Zühtü Arslan, Anayasa Mahkemesinde (AYM) düzenlenen Türkiye İnsan Hakları ve Eşitlik Kurumu (TİHEK) Uzman Yardımcıları Eğitim Programı'nın açılışında konuşma yaptı.
Bölücü terör örgütü PKK tarafından kaçırılarak Gara'da şehit edilen 13 Türk vatandaşını anarak konuşmasına başlayan Arslan, "Demokratik ülkelerde terör ve terörizm, insan haklarına yönelik en büyük tehditlerin başında gelmektedir." ifadesini kullandı.

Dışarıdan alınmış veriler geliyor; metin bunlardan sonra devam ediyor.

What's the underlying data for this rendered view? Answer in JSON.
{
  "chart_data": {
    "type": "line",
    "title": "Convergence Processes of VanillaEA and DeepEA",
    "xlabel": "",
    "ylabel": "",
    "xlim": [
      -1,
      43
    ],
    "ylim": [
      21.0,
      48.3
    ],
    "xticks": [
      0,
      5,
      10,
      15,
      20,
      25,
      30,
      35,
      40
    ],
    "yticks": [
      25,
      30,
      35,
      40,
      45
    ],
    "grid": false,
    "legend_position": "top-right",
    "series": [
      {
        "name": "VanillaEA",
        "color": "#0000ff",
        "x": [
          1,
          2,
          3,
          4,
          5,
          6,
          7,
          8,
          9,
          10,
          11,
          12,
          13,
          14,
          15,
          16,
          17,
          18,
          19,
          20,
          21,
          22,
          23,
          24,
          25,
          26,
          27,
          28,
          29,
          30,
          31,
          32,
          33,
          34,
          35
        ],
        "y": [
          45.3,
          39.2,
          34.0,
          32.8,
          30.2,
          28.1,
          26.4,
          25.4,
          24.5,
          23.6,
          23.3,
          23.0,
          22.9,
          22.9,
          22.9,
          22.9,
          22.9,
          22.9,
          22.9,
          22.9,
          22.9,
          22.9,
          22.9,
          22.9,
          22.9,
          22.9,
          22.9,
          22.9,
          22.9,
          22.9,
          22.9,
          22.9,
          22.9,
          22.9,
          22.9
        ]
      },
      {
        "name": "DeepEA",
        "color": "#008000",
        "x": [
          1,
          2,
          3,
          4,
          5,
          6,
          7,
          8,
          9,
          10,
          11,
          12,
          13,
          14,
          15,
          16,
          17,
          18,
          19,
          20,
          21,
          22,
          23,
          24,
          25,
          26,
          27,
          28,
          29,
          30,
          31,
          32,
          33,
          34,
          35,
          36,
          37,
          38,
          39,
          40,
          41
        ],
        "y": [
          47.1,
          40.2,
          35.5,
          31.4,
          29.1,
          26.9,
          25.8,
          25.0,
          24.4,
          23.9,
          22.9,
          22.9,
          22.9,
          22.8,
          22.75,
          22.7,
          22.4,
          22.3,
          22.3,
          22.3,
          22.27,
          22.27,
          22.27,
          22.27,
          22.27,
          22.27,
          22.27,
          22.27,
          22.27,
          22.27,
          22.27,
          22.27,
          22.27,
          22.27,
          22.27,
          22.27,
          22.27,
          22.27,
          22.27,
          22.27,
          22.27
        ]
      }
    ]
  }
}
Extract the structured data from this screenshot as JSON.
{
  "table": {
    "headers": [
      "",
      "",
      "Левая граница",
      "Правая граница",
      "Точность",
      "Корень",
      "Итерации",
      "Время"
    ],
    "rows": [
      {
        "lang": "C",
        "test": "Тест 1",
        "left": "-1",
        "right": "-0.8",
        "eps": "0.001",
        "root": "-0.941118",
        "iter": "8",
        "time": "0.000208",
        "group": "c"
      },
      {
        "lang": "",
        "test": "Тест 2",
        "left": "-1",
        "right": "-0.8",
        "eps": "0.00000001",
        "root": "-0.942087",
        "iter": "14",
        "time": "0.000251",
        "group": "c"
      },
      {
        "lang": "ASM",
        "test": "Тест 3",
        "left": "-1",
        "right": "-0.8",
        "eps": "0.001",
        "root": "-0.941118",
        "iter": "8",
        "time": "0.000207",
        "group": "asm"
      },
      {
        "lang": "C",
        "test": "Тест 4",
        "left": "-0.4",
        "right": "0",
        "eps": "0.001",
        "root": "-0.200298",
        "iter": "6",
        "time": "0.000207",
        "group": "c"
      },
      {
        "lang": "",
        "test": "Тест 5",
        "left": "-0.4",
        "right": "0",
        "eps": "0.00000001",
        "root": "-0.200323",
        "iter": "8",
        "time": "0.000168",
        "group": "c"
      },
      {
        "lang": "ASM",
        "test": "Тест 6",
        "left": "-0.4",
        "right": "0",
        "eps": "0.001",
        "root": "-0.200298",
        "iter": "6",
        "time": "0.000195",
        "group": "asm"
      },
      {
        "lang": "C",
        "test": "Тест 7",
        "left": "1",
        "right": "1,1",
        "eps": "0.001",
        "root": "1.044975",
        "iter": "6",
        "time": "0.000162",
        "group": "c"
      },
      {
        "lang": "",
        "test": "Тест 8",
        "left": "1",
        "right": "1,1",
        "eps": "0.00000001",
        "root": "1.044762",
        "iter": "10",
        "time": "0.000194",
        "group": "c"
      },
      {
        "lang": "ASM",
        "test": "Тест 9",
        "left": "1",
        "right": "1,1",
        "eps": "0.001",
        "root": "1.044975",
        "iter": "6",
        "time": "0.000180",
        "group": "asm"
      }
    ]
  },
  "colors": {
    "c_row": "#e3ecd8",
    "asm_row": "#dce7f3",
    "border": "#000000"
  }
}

Terörün insanların yaşama hakkını elinden aldığını, insan haklarını, hukukun üstünlüğünü, adaleti, hakkaniyeti, eşitliği ve hukuk devletini tehdit ettiğini belirten Arslan, terörle mücadelenin önemine dikkati çekti.
Arslan, TİHEK'in kuruluşundaki temel amacın insan haklarının korunması ve geliştirilmesi, kişinin eşit muamele görme hakkının güvence altına alınması ile ayrımcılığın önlenmesi olduğuna işaret etti.
İnsan haklarının evrenselliği konusuna değinen Arslan, ayrımcılık ve İslamofobi'nin Batı'da yükselişte olduğunu kaydederek, sözlerini şöyle sürdürdü:
"İnsan hakları, eşitlik, ayrımcılıkla mücadele kavramları belli ölçüde kirletilmişlik taşıyor. Bunda da özellikle Batı dünyasında her geçen gün artan yabancı düşmanlığının, ırkçılığın ve İslamofobi'nin çok büyük etkisi var. Başta mülteciler olmak üzere Batı'da öteki olarak görülenler sürekli ayrımcılığa maruz kalıyorlar. İnsan hakları ve ayrımcılık yasağı gibi kavramlar da bu nedenle sürekli aşılıyor ve bunlar retorik bir düzeye indirgeniyor."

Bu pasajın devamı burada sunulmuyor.